Да, я бывал в Филиппах и сидел на вершине древнего амфитеатра.

Да, я бродил в апельсиновых рощах между Филиппами и Кавалой, где промелькнула впервые сама возможность моей будущей жизни. Все это так.

Но теперь, чтобы не переписывать написанное, считайте, что я – это я, а археолог – условность, которая вполне может уступить мне место, была бы моя воля.

Воля моя на то есть. И пусть с этой минуты археолог станет лишь литературным приемом и вернет мне раз и навсегда и Бабук, и тетю Нюсю, и тетю Мотю, и тетю Клаву, и моего деда Адама, и вообще все мое детство, отрочество, юность. А старостью я поделюсь с моим двойником-археологом щедро. Ее теперь у меня и на двоих хватит!

XXXVIII

Хороший напиток абрикосовая ракия, хоть и крепче водки, но такой ароматный, что и закусывать не надо. Тем более что я три часа провел в застолье. Теплынь в Филиппах, красота, а у нас в Москве дождь со снегом и темень. Эта вечная темень, когда полгода проходят в ночи, а на белый день выпадают считанные часы.

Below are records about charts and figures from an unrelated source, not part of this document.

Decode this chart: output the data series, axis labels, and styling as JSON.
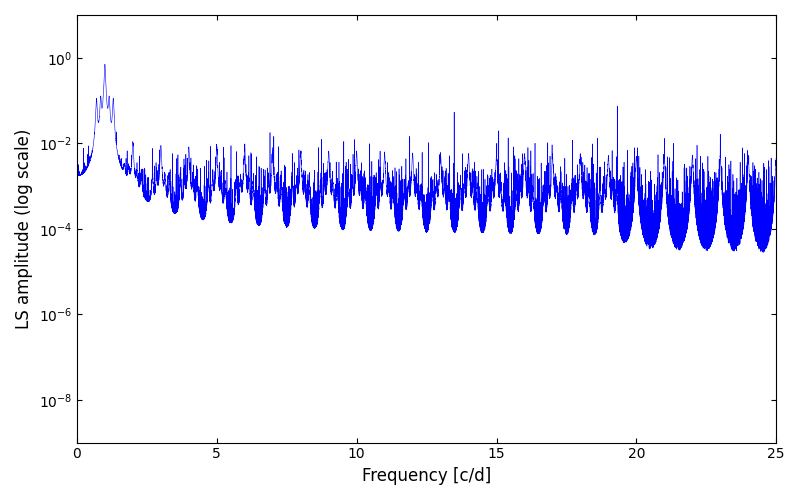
{
  "xlabel": "Frequency [c/d]",
  "ylabel": "LS amplitude (log scale)",
  "xlim": [
    0,
    25
  ],
  "ylim": [
    1e-09,
    10.0
  ],
  "line_color": "blue",
  "line_width": 0.4,
  "background_color": "#ffffff",
  "freq_max": 25.0,
  "n_points": 15000,
  "main_peak_freq": 1.0,
  "main_peak_amp": 0.7,
  "yticks": [
    1e-08,
    1e-06,
    0.0001,
    0.01,
    1.0
  ],
  "xticks": [
    0,
    5,
    10,
    15,
    20,
    25
  ],
  "figsize": [
    8.0,
    5.0
  ],
  "dpi": 100
}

Я был благодарен судьбе за то, что она подарила мне нечаянную радость побывать в Греции, а точнее, вот здесь, между Кавалой и Филиппами, где в апельсиновой роще однажды промелькнул и завязался в клубок сам шанс моего появления на свет Божий.

Не знаю, кто как, а я мало думаю. Не назовешь ведь размышлениями: «А не поесть бы?», «А не позвонить ли Даше?», «А погода поворачивает на зиму», «Симпатичный человек этот Коля», «Когда же, наконец, будут гранки?» и так далее, и тому подобное, – все то, что не зря принято писать сокращенно: и т. д., и т. п. Это я к тому, что очень редко вылезаю из скорлупы текучки и поднимаю голову к небу, не только в прямом, но и в переносном значении этих слов.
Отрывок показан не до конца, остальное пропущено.